00:46:35.980And they created a milieu of so much unhappiness in the United States, anxiety, higher inflation, big budget deficits that the public said, no, we don't like this.
00:46:50.340This is so they did really be impossible.
00:46:54.240But they brought Liz Chang over to the coalition.
00:46:57.280And then what's ironic is, you know, this wonderful person who was confirmed yesterday for the head of the director of national intelligence, Tulsi Gabbard, who's really smart, by the way, very honest, very meticulous.
00:47:20.520I know her extremely well over many, many years, totally up and up.
00:47:27.120So I'm delighted she's going to be briefing the president each day.
00:47:53.280So I guess the question is, the opposition, you've alluded to the deep state, but there's also the out in the open state, you know, the Congress, for example, the other party, the Democratic Party, does Trump's success, not just in the election, winning the popular vote, but in affecting peace, which is actually popular with people, does that change their views on foreign policy?
00:48:20.500Or does he stand alone between the two parties as he did in the first time?
00:48:24.620Look, this is very early days because we're just a little over three weeks into this.
00:48:29.140But if yesterday turns into policy, which it could, and the Ukraine war ends soon, which it could, you're going to see everybody changing their views.
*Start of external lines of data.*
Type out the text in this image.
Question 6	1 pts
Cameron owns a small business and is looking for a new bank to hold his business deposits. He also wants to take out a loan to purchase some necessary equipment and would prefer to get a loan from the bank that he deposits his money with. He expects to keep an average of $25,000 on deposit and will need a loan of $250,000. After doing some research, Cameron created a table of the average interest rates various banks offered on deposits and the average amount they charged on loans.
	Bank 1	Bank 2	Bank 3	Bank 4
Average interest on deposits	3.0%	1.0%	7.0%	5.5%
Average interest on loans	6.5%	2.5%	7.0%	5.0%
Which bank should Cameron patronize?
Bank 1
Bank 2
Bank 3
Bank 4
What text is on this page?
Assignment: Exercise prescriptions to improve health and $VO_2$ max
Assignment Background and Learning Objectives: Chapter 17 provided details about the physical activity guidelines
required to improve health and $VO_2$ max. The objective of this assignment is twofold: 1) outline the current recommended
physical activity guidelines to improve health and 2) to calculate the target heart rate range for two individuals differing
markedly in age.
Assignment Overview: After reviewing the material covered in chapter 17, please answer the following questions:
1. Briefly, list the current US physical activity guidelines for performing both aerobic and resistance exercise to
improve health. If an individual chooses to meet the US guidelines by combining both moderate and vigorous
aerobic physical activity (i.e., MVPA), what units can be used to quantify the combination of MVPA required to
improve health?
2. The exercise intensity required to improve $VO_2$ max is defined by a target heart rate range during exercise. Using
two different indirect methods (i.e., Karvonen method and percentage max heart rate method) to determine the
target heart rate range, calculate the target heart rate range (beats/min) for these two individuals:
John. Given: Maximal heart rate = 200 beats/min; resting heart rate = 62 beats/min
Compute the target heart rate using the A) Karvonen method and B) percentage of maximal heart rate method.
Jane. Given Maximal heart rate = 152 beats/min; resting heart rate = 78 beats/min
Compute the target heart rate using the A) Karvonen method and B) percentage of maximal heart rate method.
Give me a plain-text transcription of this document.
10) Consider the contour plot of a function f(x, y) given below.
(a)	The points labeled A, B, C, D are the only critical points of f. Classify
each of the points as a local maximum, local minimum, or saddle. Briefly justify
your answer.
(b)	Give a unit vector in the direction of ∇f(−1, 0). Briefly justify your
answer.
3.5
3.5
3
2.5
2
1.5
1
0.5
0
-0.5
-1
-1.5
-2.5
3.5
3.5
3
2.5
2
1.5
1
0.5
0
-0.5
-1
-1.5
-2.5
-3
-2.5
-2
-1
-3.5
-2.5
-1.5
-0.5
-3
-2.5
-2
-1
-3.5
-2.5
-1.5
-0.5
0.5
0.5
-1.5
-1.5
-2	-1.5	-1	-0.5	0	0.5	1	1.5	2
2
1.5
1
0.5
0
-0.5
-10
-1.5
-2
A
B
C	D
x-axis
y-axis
00:49:06.640But this war was a disastrous, stupid project that went awry, should have ended, makes no sense.
00:49:15.940And if Trump pulls it off as he can, if he's resolute now and clear-minded and Witkoff does his work, because he'll be the one to do it, it looks like, and he does his work, then this won't be talked about or complained about.
00:49:32.140This will pass into history as just another one of those blunders.
00:49:37.280I mean, we don't talk about the 2003 Iraq war or the 20 years waste in Afghanistan or so many, Libya, so many completely ridiculous projects that America's been involved in for no conceivable reason other than these weird game of risk ideas.
00:49:57.100We got to own that space on the board.
00:49:59.760Turns out the world and that game board are rather different.
00:50:04.700But if Trump pulls this off, what he needs, I think, and what we need to understand is the American scene, it ain't great in general.
00:50:18.960The fragility of society is actually quite significant.
00:50:25.740There is lots of depression, lots of violence, lots of problems that haven't been addressed for 30 years.
00:50:36.360Big, big budget deficit, huge, can't be solved.
00:50:42.560With all due respect to Elon, it's not, the budget deficit has very little to do with the size of the civil service.
00:50:51.020That's not where the budget deficit comes from.
00:50:52.840That's not where the spending comes from.
00:50:54.380Spending comes from 750 overseas military bases, from wars, from massive outlays, of course, on pensions, on health care, on interest payments, on the debt, and so forth.